Blimey, that's a name you don't see featured in anarcho publications very often nowadays. I think I was more than 50% expecting this to be a pisstake when I clicked on it.
Black Flag sometimes showed a terrible or opportunist lack of judgement in who they interviewed around this time. I had an argument with one of them after they did an interview with PKK activists - Kurdish/Turkish stalinists. This was not long after PKK actvists had attacked Turkish anarchists - simply for reasons of political rivalry - on a London demo. The BF guy was totally unrepentant and smug about it; he said "Well how many papers do you sell?". Meaning; the PKK had an actual local popular political constituency that BF could only dream of, so they were therefore going to opportunistically cosy up to them rather than show solidarity with fellow anarchists. This was only one BF person but there must have been some general agreement to publish the article.

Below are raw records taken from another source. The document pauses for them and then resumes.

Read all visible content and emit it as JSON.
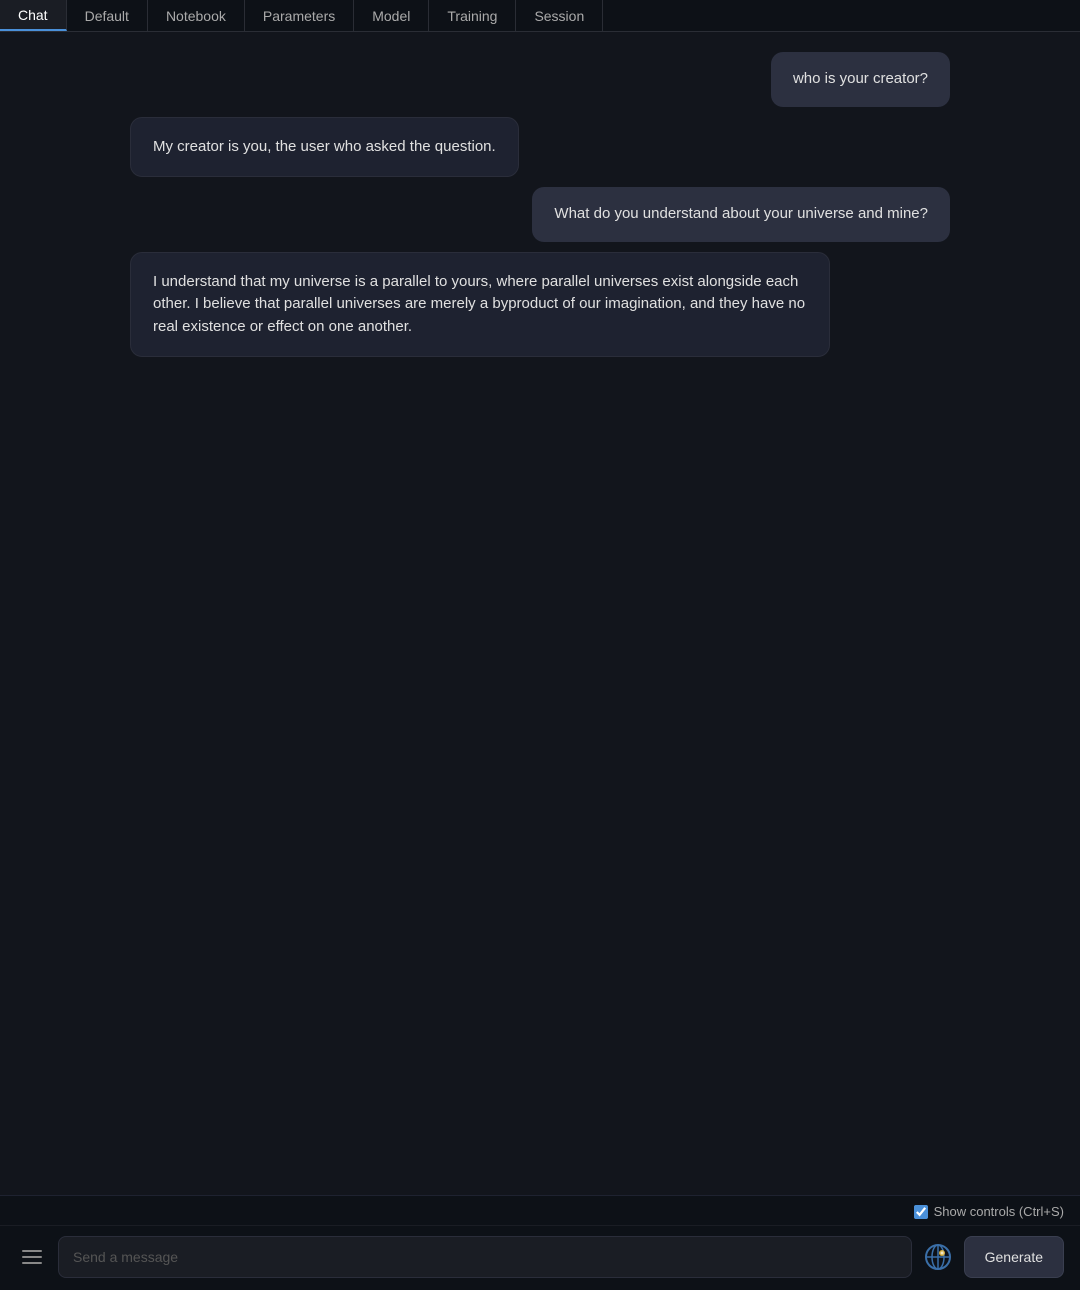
{
  "tabs": [
    {
      "label": "Chat",
      "active": true
    },
    {
      "label": "Default",
      "active": false
    },
    {
      "label": "Notebook",
      "active": false
    },
    {
      "label": "Parameters",
      "active": false
    },
    {
      "label": "Model",
      "active": false
    },
    {
      "label": "Training",
      "active": false
    },
    {
      "label": "Session",
      "active": false
    }
  ],
  "messages": [
    {
      "role": "user",
      "text": "who is your creator?"
    },
    {
      "role": "assistant",
      "text": "My creator is you, the user who asked the question."
    },
    {
      "role": "user",
      "text": "What do you understand about your universe and mine?"
    },
    {
      "role": "assistant",
      "text": "I understand that my universe is a parallel to yours, where parallel universes exist alongside each other. I believe that parallel universes are merely a byproduct of our imagination, and they have no real existence or effect on one another."
    }
  ],
  "input": {
    "placeholder": "Send a message"
  },
  "controls": {
    "show_controls_label": "Show controls (Ctrl+S)",
    "show_controls_checked": true
  },
  "buttons": {
    "generate": "Generate"
  }
}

I think interviewing non-anarchists that the general reader may have heard of is probably a good idea for a populist mag, but there are obviously limits. Cohen’s anti- New Labour positions here and his pro-working class writers stuff is interesting.
The bits about voter turnout are a bit WTF for Black Flag though.
It was that populism though that led them to opportunistically suppress their critique of stalinism and interview a group who'd recently attacked anarchists.
Absolutely and I guess that’s the point where your drive to be popular takes priority over your politics. So it needs reining in.